Although they’re new to the program, Green and Jones aren’t strangers to the mindset they need to bring to become successful at IU.

Jones played in high school at Huntington Prep with sophomore center Thomas Bryant and in the same AAU program as Johnson and Williams in 
Virginia.

Bryant played AAU with Green in New York before coming college and had high praise for the amount of work he’s put in limited time in Bloomington.

“What impressed me a lot about him is that he’s willing to work,” Bryant said. “He listens to a lot that we tell him to and goes out there and plays his heart out, and I respect that a lot about him. He’s gotten better in everything, when it comes to shooting, ball-handling, passing and defense. He’s improved each and every day.”

Green has shown glimpses of how good he could be by racking up double digits at Hoosier Hysteria and the first exhibition game against Hope College. The soft-spoken freshman confidently shoots from beyond the arc and drives downhill into the lane with authority while playing with a defense-first mindset.

A couple of x-factors that will come off the bench this season have to get healthy before they’re cemented into the rotation.

Transfer junior forward Freddie McSwain from Neosho County Community College is recovering from knee surgery, and freshman forward De’Ron Davis is coming off an Achilles 
injury.

It’s hard to say how McSwain will transition to the Division I level after he only played eight minutes in the preseason, but the big-bodied 6-foot-6 transfer definitely has the frame to be successful. Like the majority of the Hoosiers, McSwain has been tabbed as a defensive-minded player with high energy and could possibly be like Williams and make big plays for IU.

Davis, on the other hand, didn’t get to Bloomington until the end of the summer, and Crean said he’s behind in his progression right now.
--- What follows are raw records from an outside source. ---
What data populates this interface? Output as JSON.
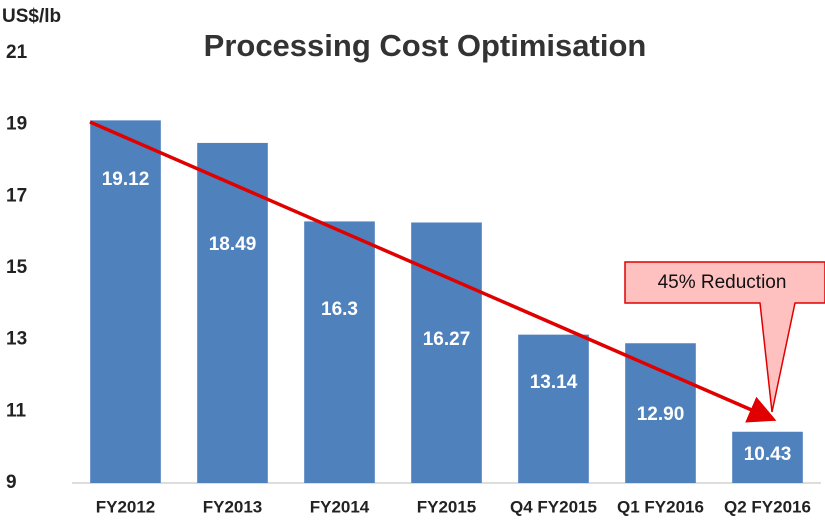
{
  "chart_data": {
    "type": "bar",
    "title": "Processing Cost Optimisation",
    "y_label": "US$/lb",
    "categories": [
      "FY2012",
      "FY2013",
      "FY2014",
      "FY2015",
      "Q4 FY2015",
      "Q1 FY2016",
      "Q2 FY2016"
    ],
    "values": [
      19.12,
      18.49,
      16.3,
      16.27,
      13.14,
      12.9,
      10.43
    ],
    "value_labels": [
      "19.12",
      "18.49",
      "16.3",
      "16.27",
      "13.14",
      "12.90",
      "10.43"
    ],
    "color": "#4f81bd",
    "ylim": [
      9,
      21
    ],
    "yticks": [
      9,
      11,
      13,
      15,
      17,
      19,
      21
    ],
    "grid": false,
    "annotation": "45% Reduction"
  }
}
When the 6-foot-10 freshman gets healthy and up to speed, he’ll definitely be a presence in the backcourt with his length and size rotating off the bench with Bryant and other sophomore forwards OG Anunoby and Juwan Morgan.

These newcomers bring great depth to IU this year, and although there isn’t one guy that sticks out from the rest, Crean will look to these new guys to be a critical part of the team’s success during its quest for the sixth championship banner.

“We’ve got a long way to go with getting any type of depth, but those guys a long with Josh have got to wear a lot of hats for us, and showing confidence early on that they’ve improved is going to be really big,” Crean said.